Can you sense it? The salt air? The rust on your door? That’s right: August is here, and so is “August.”
One of the most beloved tracks on Taylor Swift‘s 2020 pandemic-released album Folklore is “August,” named after the best month of the year (because it’s when Spirit Halloween re-opens). It’s become a tradition for the song to shoot up the streaming charts beginning in late July, and it’s happening again: “August” is No. 82 on Spotify’s Daily Top Songs Global chart dated July 31, after rising 92 spots with over 1.7 million streams. It’s only going to keep rising throughout August.
Swifties are aiming to make “August” the “All I Want For Christmas Is You” for the sweatiest month of summer.

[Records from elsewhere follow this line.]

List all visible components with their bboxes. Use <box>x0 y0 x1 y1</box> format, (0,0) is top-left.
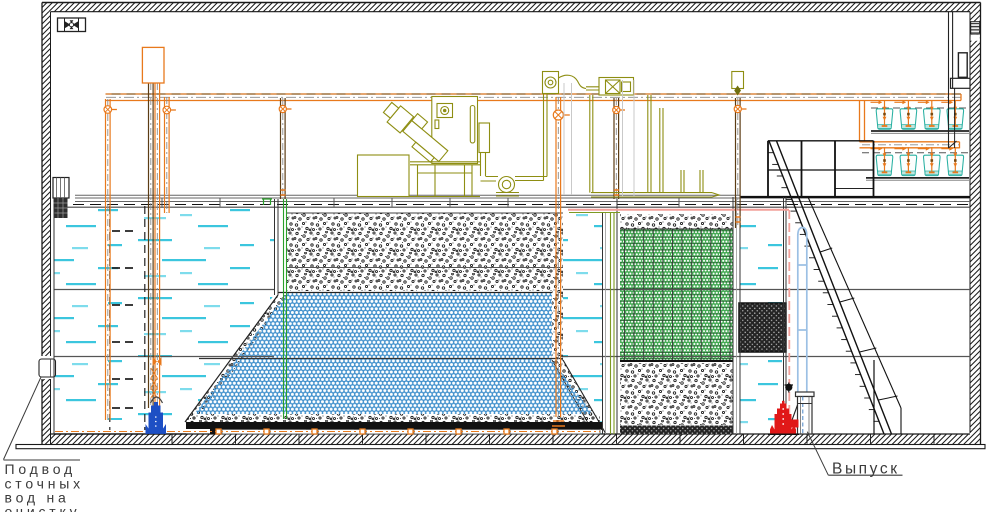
svg-text:Выпуск: Выпуск <box>832 461 900 478</box>
svg-text:очистку: очистку <box>5 504 81 512</box>
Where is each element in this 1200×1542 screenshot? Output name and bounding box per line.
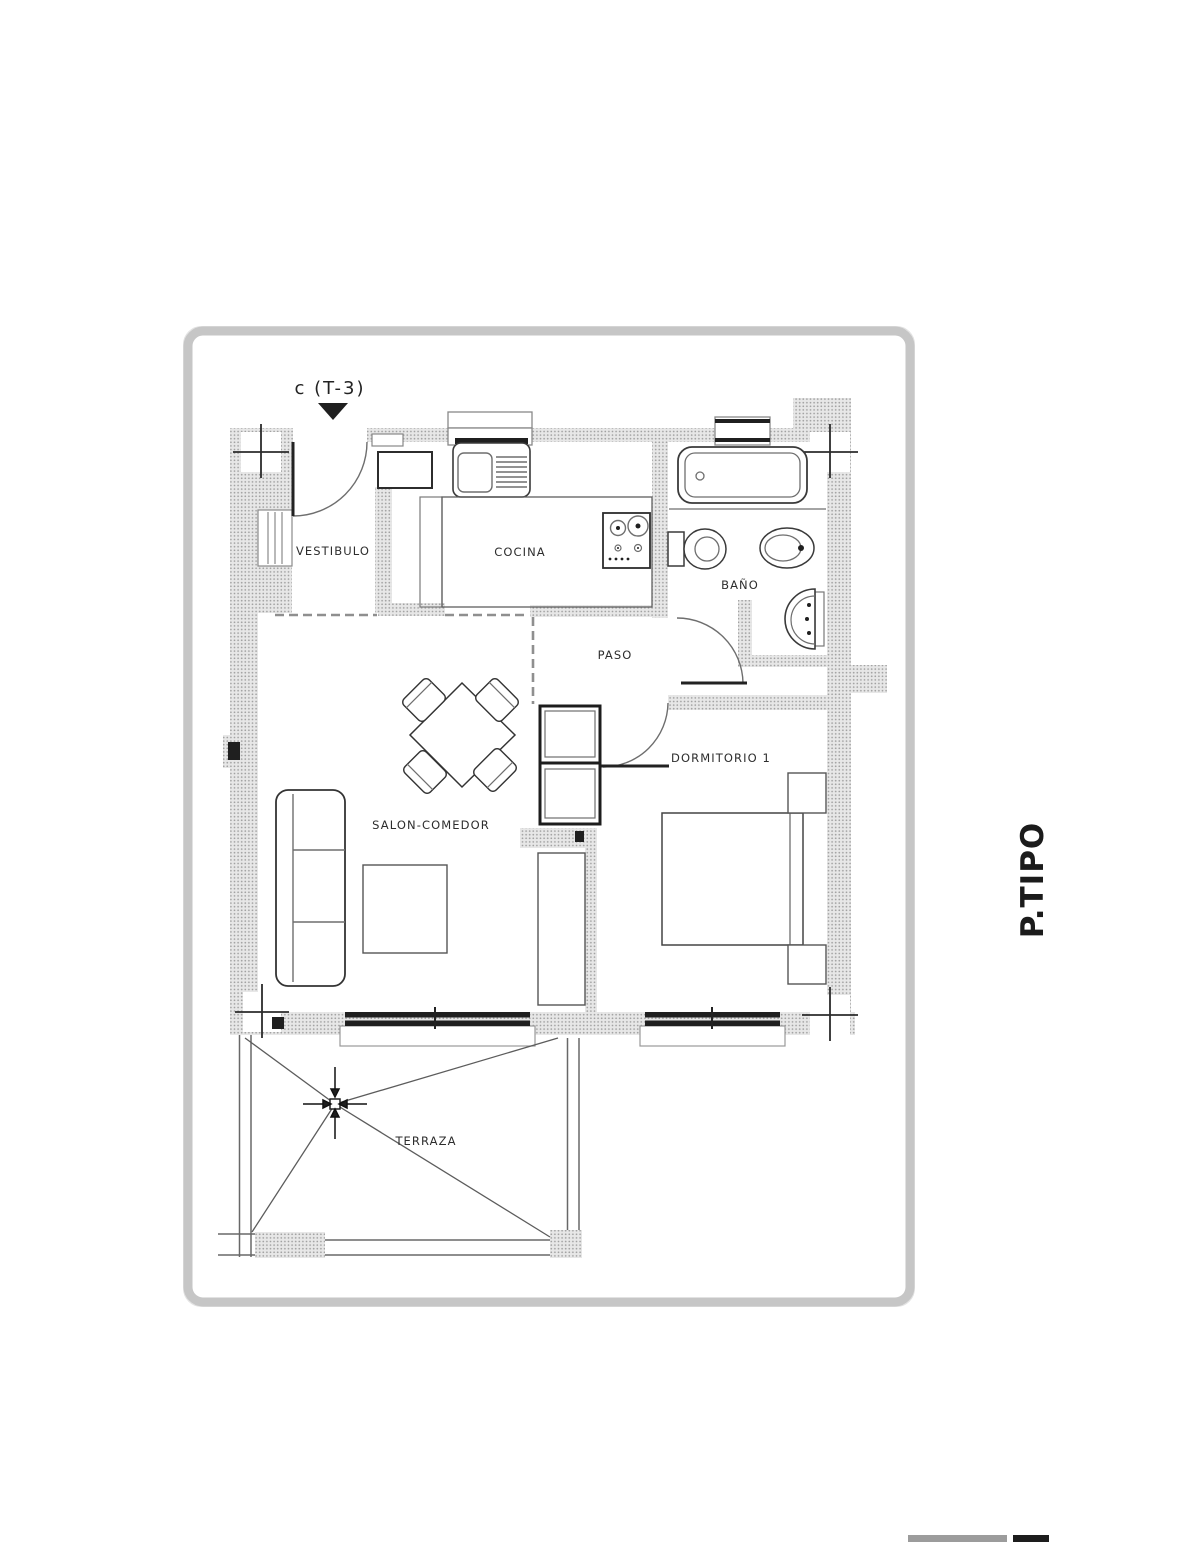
room-label-cocina: COCINA (494, 545, 546, 559)
bed (662, 813, 803, 945)
toilet (668, 529, 726, 569)
nightstand (788, 945, 826, 984)
bathtub (678, 447, 807, 503)
room-label-terraza: TERRAZA (394, 1134, 456, 1148)
pillar-marker (235, 984, 289, 1038)
floorplan-drawing: c (T-3) VESTIBULO COCINA BAÑO PASO SALON… (183, 326, 915, 1307)
room-label-bano: BAÑO (721, 577, 759, 592)
wall-marker (575, 831, 584, 842)
entrance-label: c (T-3) (295, 378, 366, 399)
wardrobe (540, 706, 600, 824)
page: c (T-3) VESTIBULO COCINA BAÑO PASO SALON… (0, 0, 1200, 1542)
coffee-table (363, 865, 447, 953)
pillar-marker (802, 424, 858, 478)
footer-bar-black (1013, 1535, 1049, 1542)
door-sill (372, 434, 403, 446)
room-label-paso: PASO (598, 648, 633, 662)
sideboard (538, 853, 585, 1005)
terrace-pillar (550, 1230, 582, 1258)
nightstand (788, 773, 826, 813)
room-label-dormitorio: DORMITORIO 1 (671, 751, 771, 765)
plan-type-label: P.TIPO (1015, 822, 1051, 939)
hob (603, 513, 650, 568)
wall-marker (272, 1017, 284, 1029)
footer-bar-gray (908, 1535, 1007, 1542)
kitchen-window (448, 412, 532, 445)
room-label-salon: SALON-COMEDOR (372, 818, 490, 832)
sofa (276, 790, 345, 986)
living-room-window (340, 1007, 535, 1046)
terrace-pillar (255, 1232, 325, 1258)
duct-shaft (258, 510, 292, 566)
pillar-marker (802, 987, 858, 1041)
room-label-vestibulo: VESTIBULO (296, 544, 370, 558)
wall-marker (228, 742, 240, 760)
bath-window (715, 417, 770, 445)
kitchen-counter (453, 443, 530, 497)
bidet (760, 528, 814, 568)
pillar-marker (233, 424, 289, 478)
bedroom-window (640, 1007, 785, 1046)
hall-cabinet (378, 452, 432, 488)
entrance-opening (293, 427, 367, 443)
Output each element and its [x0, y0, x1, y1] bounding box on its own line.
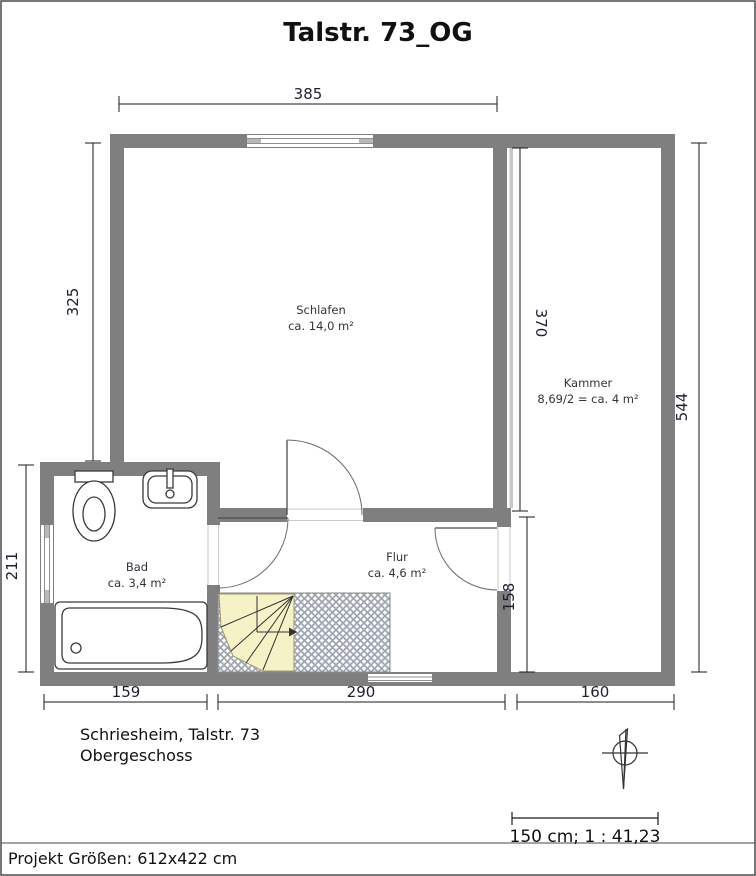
wall-schlafen-kammer [493, 148, 507, 508]
bathtub-inner [62, 608, 202, 663]
wall-left-upper [110, 148, 124, 462]
bathtub [55, 602, 207, 669]
room-labels: Schlafen ca. 14,0 m² Kammer 8,69/2 = ca.… [108, 303, 639, 590]
window-opening [247, 135, 373, 147]
room-label-bad: Bad [126, 560, 148, 574]
room-area-schlafen: ca. 14,0 m² [288, 319, 354, 333]
dim-label-325: 325 [64, 288, 82, 317]
page-title: Talstr. 73_OG [283, 18, 472, 48]
address-text: Schriesheim, Talstr. 73 [80, 725, 260, 744]
window-bottom [368, 674, 432, 682]
floor-plan-page: Talstr. 73_OG [0, 0, 756, 876]
door-kammer [435, 528, 497, 590]
room-label-schlafen: Schlafen [296, 303, 346, 317]
wall-schlafen-bottom-left [207, 508, 287, 522]
sink-drain [166, 490, 174, 498]
dim-label-290: 290 [347, 683, 376, 701]
project-size-text: Projekt Größen: 612x422 cm [8, 849, 237, 868]
room-area-bad: ca. 3,4 m² [108, 576, 166, 590]
door-swing-arc [218, 518, 288, 588]
door-swing-arc [435, 528, 497, 590]
scale-bar: 150 cm; 1 : 41,23 [510, 812, 661, 847]
scale-text: 150 cm; 1 : 41,23 [510, 827, 661, 847]
dim-label-385: 385 [294, 85, 323, 103]
bathtub-drain [71, 643, 81, 653]
dim-label-370: 370 [532, 309, 550, 338]
door-swing-arc [287, 440, 362, 515]
sink-tap [167, 469, 173, 488]
staircase [218, 593, 390, 672]
dim-label-159: 159 [112, 683, 141, 701]
door-schlafen [287, 440, 362, 515]
window-bad [41, 525, 53, 603]
wall-top [110, 134, 675, 148]
window-top [247, 135, 373, 147]
sink [143, 469, 197, 508]
dim-label-160: 160 [581, 683, 610, 701]
toilet-bowl-inner [83, 497, 105, 531]
room-label-flur: Flur [386, 550, 408, 564]
knee-wall-kammer [510, 148, 514, 508]
toilet [73, 471, 115, 541]
door-bad [218, 518, 288, 588]
floor-plan-canvas: Talstr. 73_OG [0, 0, 756, 876]
room-label-kammer: Kammer [564, 376, 613, 390]
dim-label-544: 544 [673, 393, 691, 422]
wall-flur-right-top [497, 508, 511, 527]
dim-label-211: 211 [3, 552, 21, 581]
floor-text: Obergeschoss [80, 746, 193, 765]
room-area-kammer: 8,69/2 = ca. 4 m² [537, 392, 638, 406]
wall-schlafen-bottom-right [363, 508, 497, 522]
dim-label-158: 158 [500, 583, 518, 612]
room-area-flur: ca. 4,6 m² [368, 566, 426, 580]
north-arrow-icon [602, 729, 648, 789]
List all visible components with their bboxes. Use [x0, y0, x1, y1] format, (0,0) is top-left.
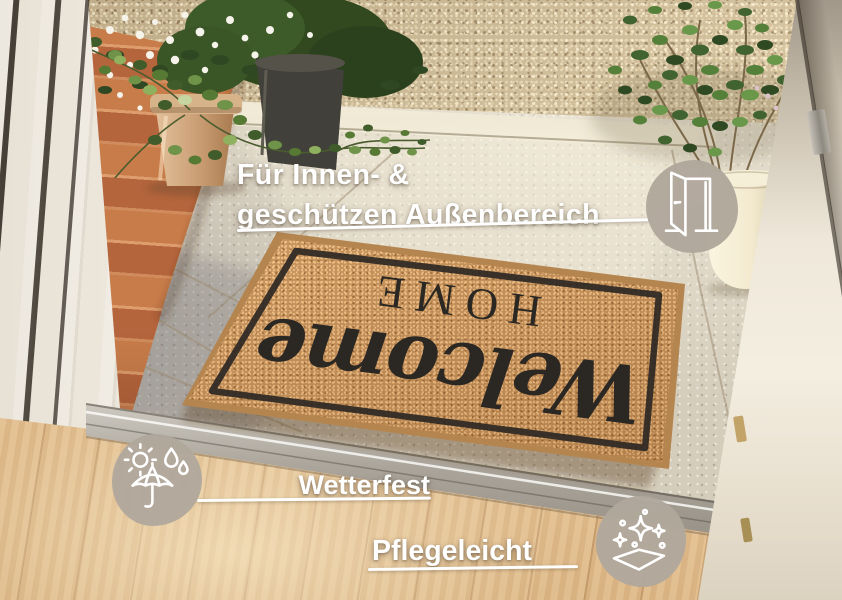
- door-knob: [674, 200, 678, 204]
- sparkle-ring: [643, 510, 647, 514]
- raindrop-small: [180, 462, 188, 474]
- sun-umbrella-raindrops-icon: [118, 440, 195, 519]
- product-photo-scene: Welcome HOME Für Innen- & geschützen Auß…: [0, 0, 842, 600]
- sparkle-ring: [633, 543, 637, 547]
- sparkle-left: [614, 534, 626, 547]
- raindrop-large: [166, 449, 178, 467]
- headline-line-1: Für Innen- &: [237, 155, 600, 195]
- doormat-text: Welcome HOME: [251, 251, 654, 441]
- sparkles-clean-icon: [602, 502, 679, 580]
- umbrella-handle: [146, 486, 153, 507]
- door-leaf: [672, 172, 686, 234]
- sparkle-right: [653, 525, 664, 537]
- surface-diamond: [614, 550, 664, 570]
- clean-icon-badge: [596, 496, 686, 587]
- sparkle-ring: [621, 521, 625, 525]
- weather-icon-badge: [112, 434, 202, 526]
- open-door-icon-badge: [646, 160, 738, 253]
- door-frame: [686, 178, 711, 230]
- feature-easycare-label: Pflegeleicht: [372, 535, 532, 568]
- open-door-icon: [652, 167, 731, 247]
- sparkle-ring: [660, 544, 664, 548]
- sparkle-large: [630, 517, 652, 541]
- sun: [134, 453, 148, 467]
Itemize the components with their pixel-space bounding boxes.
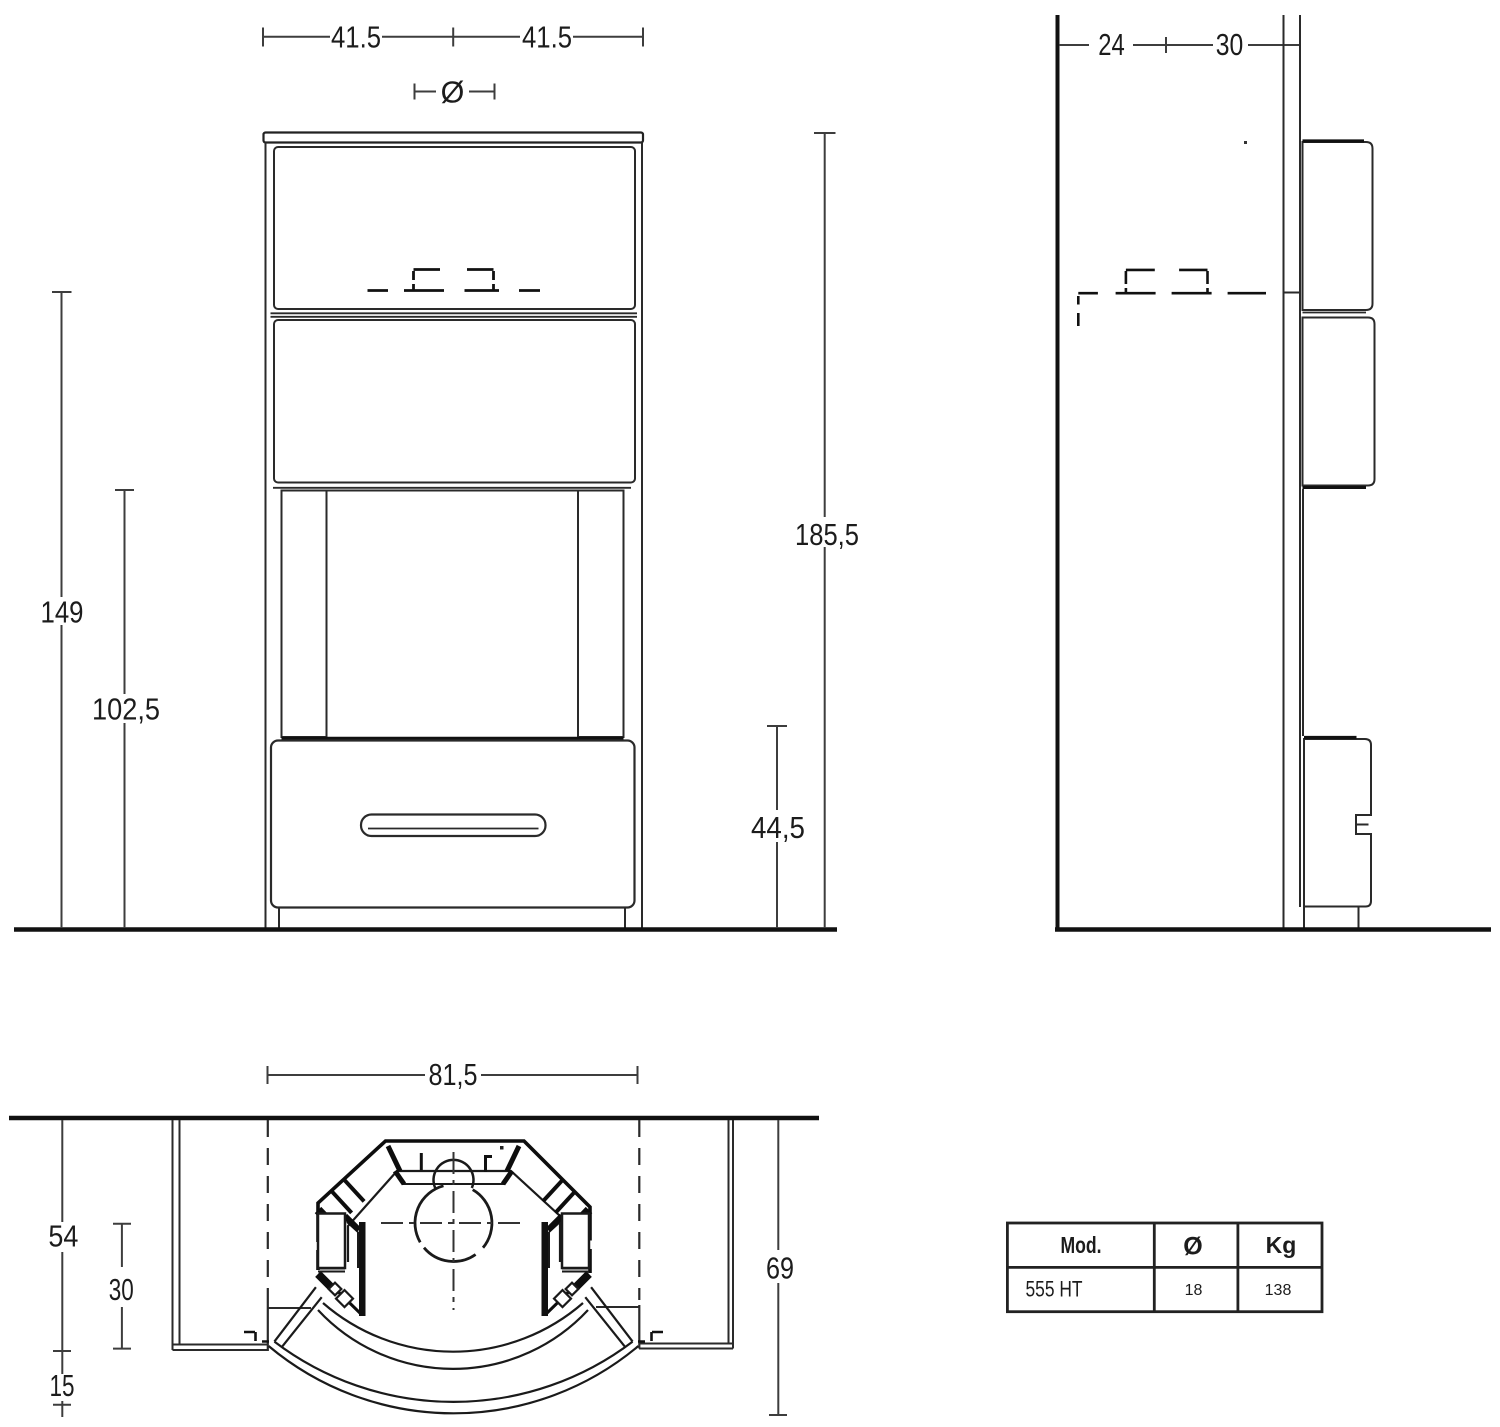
svg-text:Ø: Ø xyxy=(441,76,465,110)
svg-text:15: 15 xyxy=(50,1369,75,1403)
svg-text:Mod.: Mod. xyxy=(1061,1232,1102,1258)
svg-text:41.5: 41.5 xyxy=(331,21,381,55)
svg-text:Ø: Ø xyxy=(1183,1233,1202,1261)
svg-text:44,5: 44,5 xyxy=(751,811,805,845)
svg-text:Kg: Kg xyxy=(1266,1232,1297,1258)
svg-text:138: 138 xyxy=(1265,1282,1292,1299)
svg-text:24: 24 xyxy=(1098,28,1125,62)
svg-text:149: 149 xyxy=(41,596,84,630)
svg-text:41.5: 41.5 xyxy=(522,21,572,55)
svg-text:69: 69 xyxy=(766,1252,794,1286)
svg-text:555 HT: 555 HT xyxy=(1026,1277,1083,1302)
svg-text:81,5: 81,5 xyxy=(429,1058,478,1092)
svg-text:18: 18 xyxy=(1185,1282,1203,1299)
svg-text:185,5: 185,5 xyxy=(795,518,859,552)
svg-text:102,5: 102,5 xyxy=(92,693,160,727)
svg-text:30: 30 xyxy=(109,1273,134,1307)
svg-text:54: 54 xyxy=(48,1220,78,1254)
svg-text:30: 30 xyxy=(1216,28,1244,62)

This song is the “all i want for christmas is you” of summer https://t.co/Rvg20prUJL
— iya ★ (@hotmessjunk) August 1, 2024
her “all i want for christmas is you” https://t.co/DhuqQshawT
— emma (@hvymachinery) August 1, 2024
This song is the “all i want for christmas is you” of summer https://t.co/UxwiBuNXAz
— jennn (@ratedJforJenn) August 1, 2024
it’s becoming the all i want for christmas is you for august time https://t.co/2Aetrz89FV
— lizzie (@xgorgeoushazexx) August 1, 2024
Lowkey hoping that august by Taylor Swift will become the summer equivalent of Mariah Carey’s All I Want for Christmas is You
— zi speaks now (@kleponwajik) August 1, 2024
It’s that time of the year pic.twitter.com/N0KVVAJ11G
— iya ★ (@hotmessjunk) August 1, 2024
“August” is part of a trilogy of songs from Folklore, along with “Cardigan” and “Betty,” about a teenage love triangle between James, Betty, and Augustine (or possibly Augusta). In Folklore: The Long Pond Studio Sessions, Swift explains that “August” is “about the girl that James had this summer with. She seems like she’s a bad girl, but really she’s not. She’s a sensitive person who really fell for him, she was trying to seem cool and seem like she didn’t care… but she really did, and she thought they had something really real.”
If Swifities want to unite and use their unparalleled power to help the title track from Counting Crows’ 1993 album August And Everything After chart, too, that would be swell.